I took the ferry from Port Angeles, Washington to Victoria, BC. I was blessed with a clear day for the crossing, so I was treated to awesome views of the Olympic Mountains and the Strait of Juan de Fuca.
Victoria is a beautiful city.
I spent the night in Victoria, then headed out to the trail the next morning. Heading from north to south, the first 6 miles (10 km) are deceptively easy, along a flat, well maintained, dry trail.
Parks Canada was nice enough to put kilometer markers along the entire route. The sign for 1 km was missing.
There were two lighthouses along the trail - a small taste of civilization in the wilds of Vancouver Island.
Much of the hike is (as the name "West Coast Trail" might suggest) along the beach. I spent my first afternoon and evening hiking along this wonderful stretch of sand. This is the view from my tent that first night. Awesome!
There were lots of small creeks and waterfalls along the trail, providing beauty and cold drinking water.

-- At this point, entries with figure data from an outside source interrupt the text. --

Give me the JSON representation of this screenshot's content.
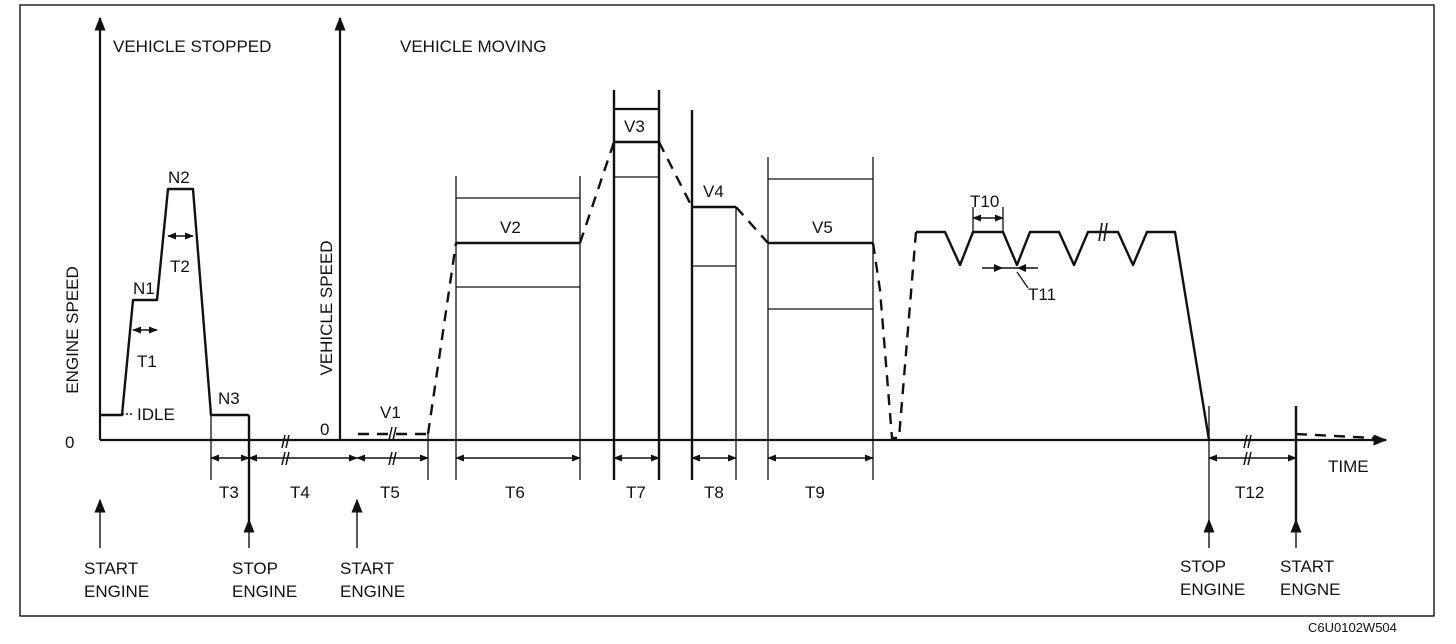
{
  "sections": {
    "stopped": "VEHICLE STOPPED",
    "moving": "VEHICLE MOVING"
  },
  "axes": {
    "engine_speed": "ENGINE SPEED",
    "vehicle_speed": "VEHICLE SPEED",
    "zero_left": "0",
    "zero_right": "0",
    "time": "TIME"
  },
  "levels": {
    "idle": "IDLE",
    "n1": "N1",
    "n2": "N2",
    "n3": "N3",
    "v1": "V1",
    "v2": "V2",
    "v3": "V3",
    "v4": "V4",
    "v5": "V5"
  },
  "intervals": {
    "t1": "T1",
    "t2": "T2",
    "t3": "T3",
    "t4": "T4",
    "t5": "T5",
    "t6": "T6",
    "t7": "T7",
    "t8": "T8",
    "t9": "T9",
    "t10": "T10",
    "t11": "T11",
    "t12": "T12"
  },
  "events": [
    {
      "line1": "START",
      "line2": "ENGINE"
    },
    {
      "line1": "STOP",
      "line2": "ENGINE"
    },
    {
      "line1": "START",
      "line2": "ENGINE"
    },
    {
      "line1": "STOP",
      "line2": "ENGINE"
    },
    {
      "line1": "START",
      "line2": "ENGNE"
    }
  ],
  "figure_code": "C6U0102W504"
}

I spent most of my second day hiking along the beach as well. Here is the famous "Hole in the Wall". I hiked through it since the tide was quite low.
This is Nitinat Narrows, a river that is obviously a little too big to hike across. A ferryman picks up hikers and takes them across the river from 10 am to 4 pm. I hiked very quickly all afternoon to make sure I didn't miss the boat - I arrived at 3:45!
The ferryman also goes crabbing...
And will cook one up for you (accompanied by an ice-cold microbrew) for a small fee.
I camped on this beach my second night. Imagine mile after mile of these pristine, wild beaches, with virtually no other people around. The pictures don't even come close to showing how amazing the WCT was.
My third morning was probably my favorite time on the hike. I walked along the beach for hours, stopping to investigate all the tidepools along the way. I saw lots of cool sea life, including this little guy who appeared ready for a fight. Maybe he was mad at me for eating his big brother the day before.
There were a few starfish, too. In addition to the tidepool critters, I saw humpback whales, sea lions, deer, mice, pine martens, bald eagles, and lots of sea birds. Thankfully, I didn't bump into any bears, cougars, or wolves!
That same morning (when I was already in a good mood from the beautiful beach walk), I stopped for breakfast at Chez Monique, a small cafe on the beach along the trail. Prices were much higher than you'd find in the outside world, but I was more than willing to spend some of my Canadian dollars to get some real food in me.
The best $20 I've ever spent: bacon, eggs, toast, hash browns, an orange, and a Coke. Seriously, I felt like Superman after breakfast.
The best $20 I've ever spent: bacon, eggs, toast, hash browns, an orange, and a Coke. Seriously, I felt like Superman after breakfast.
In many ways, the West Coast Trail is a sort of obstacle course. The trail is well known for its cable cars, used to cross rivers that are too deep to walk across. Riding the cable cars was great fun - it's a quick ride to the middle of the line, but then it's a lot of work to pull the car from there to the other end.
The trail also has over 100 bridges of varying types and sizes. This was my favorite - a one-foot wide suspension bridge swinging over the river below.
The trail is also justifiably well known for its endless ladders, particulary on the stretch between Walbran and Camper Creeks. Here's a fellow hiker descending one of the longer ones.
Some sets of ladders looked pretty imposing from the bottom.
Some sets of ladders looked pretty imposing from the bottom.
Most of the last 15 miles (25 km) of the hike went through a muddy bog. By the time I finished, I was coated in mud up to my knees. In some places, park management had installed a series of boardwalks to help hikers through the challenging terrain. This one was in very good condition...
...but this one wasn't! Sometimes the boardwalk was in such disrepair that it was easier not to walk on it! Actually, there were some stretches far worse than this - they were just so muddy that I didn't want to put my pack down to take my camera out. I just wanted to get through as quickly as possible!
The End! When you reach the end of the trek, a sign instructs you to raise the buoy to notify the ferry that you are ready to be picked up and brought back to civilization. After a two hour bus ride back to Victoria (with a stop for a bagel and ice cream), another two hour ferry ride back to the USA, and a four hour drive to Portland, I was home!